Рифма служит знаком ненастоящего, выдуманного, шутовского: “Как у царя вострая сабля, то у Ерша щетина не от болшой полтины”, “И садится Рак, печатной дьяк, на ременчатой стул, чтобы чорт не здул” (Русская сатира, с. 12). Особенно часты рифмы в конце потешных, сатирических произведений, служа как бы заключительным уверением в выдуманности всего рассказанного, обозначениями шутки.
Древнерусские пародии развили даже совершенно особый род рифмы: рифмы подразумеваемой. Пародия рифмовалась с произведением пародируемым — с теми строками его, которые имелись в виду в пародии. Там, где пародировался не жанр, а определенное произведение, это было вполне возможно и это поддерживало связь пародии с пародируемым произведением. Ср.: в “Службе кабаку” — “Сподоби, господи, вечер сей без побоев допьяна напитися нам” и в Часослове — “Сподоби, господи, в вечер сей без греха сохранитися нам” (Очерки, с. 43); или: в “Службе кабаку” — “Егда славнии человецы, в животех искуснии, в разуме за уныние хмелем обвеселяхуся” и в Часослове — “Егда славнии ученицы на умовении вечери просвещахуся” (Очерки, с. 42). Часослов русские люди знали наизусть (по нему учились грамоте), поэтому-то и была возможна эта подразумеваемая рифма.

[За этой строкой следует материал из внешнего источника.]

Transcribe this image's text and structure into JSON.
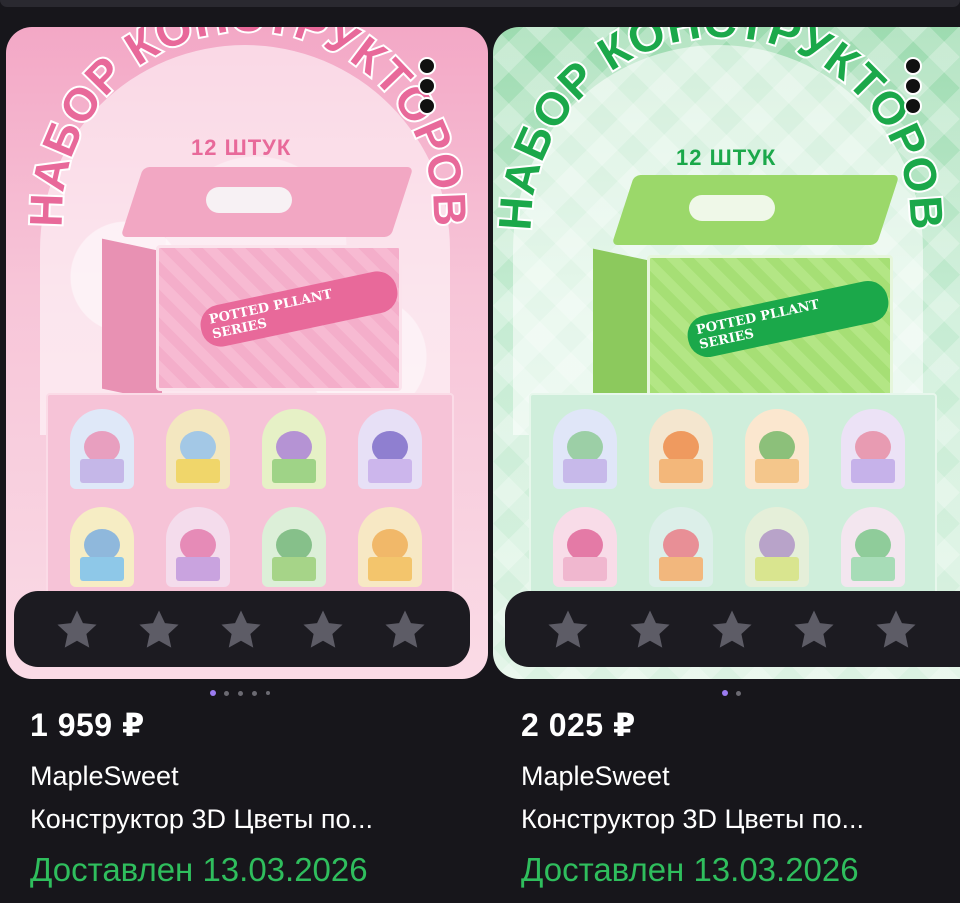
{
  "products": [
    {
      "image_title": "НАБОР КОНСТРУКТОРОВ",
      "image_count": "12 ШТУК",
      "box_text": "POTTED PLLANT SERIES",
      "price": "1 959 ₽",
      "brand": "MapleSweet",
      "name": "Конструктор 3D Цветы по...",
      "status": "Доставлен 13.03.2026",
      "rating_stars": 5,
      "image_pages": 5,
      "active_image_page": 1,
      "theme_color": "#e8699a"
    },
    {
      "image_title": "НАБОР КОНСТРУКТОРОВ",
      "image_count": "12 ШТУК",
      "box_text": "POTTED PLLANT SERIES",
      "price": "2 025 ₽",
      "brand": "MapleSweet",
      "name": "Конструктор 3D Цветы по...",
      "status": "Доставлен 13.03.2026",
      "rating_stars": 5,
      "image_pages": 2,
      "active_image_page": 1,
      "theme_color": "#1ba84a"
    }
  ],
  "colors": {
    "background": "#17161b",
    "delivered": "#2fbe5d",
    "star_empty": "#5d5c66",
    "dot_active": "#9b7bf0",
    "dot_inactive": "#6b6a72"
  },
  "icons": {
    "menu": "more-vertical-icon",
    "star": "star-icon"
  }
}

Итак, вторжение неупорядоченного мира в мир упорядоченный, “нападение” сатиры на упорядоченный мир богатых и благополучных совершалось под знаменами раешной (“смысловой” или, вернее, обессмысливающей) рифмы и раешного ритма.
Причиной такого “бунта” явилось не только саморазвитие системы “мир — антимир”, но и изменение отношений этого антимира с действительностью: обнищание народных масс в XVII в. было настолько сильным, что антимир стал слишком сильно походить на реальность и не мог восприниматься как антимир. Появление демократической литературы и нагого, и голодного автора ее произведений довершило дело. Автор показывал неблагополучие благополучия, бессмысленность знакового смысла, обнажал мир одетых. Кромешный мир антикультуры стал изобличителем неправды мира культуры.
Итак, рассматривая с точки зрения диахронии смеховую систему “мир — антимир”, мы видим, как постепенно она перестает существовать. Движущей силой изменений внутри этой системы служило изменение отношений этой системы к действительности. Между каждой системой внутри литературы или фольклора и действительностью существует еще одна система взаимоотношений. Изменения действительности приводят к изменению системы отношений действительности к системам, существующим в литературе, а эти последние изменения меняют соотношения внутри литературных и фольклорных систем.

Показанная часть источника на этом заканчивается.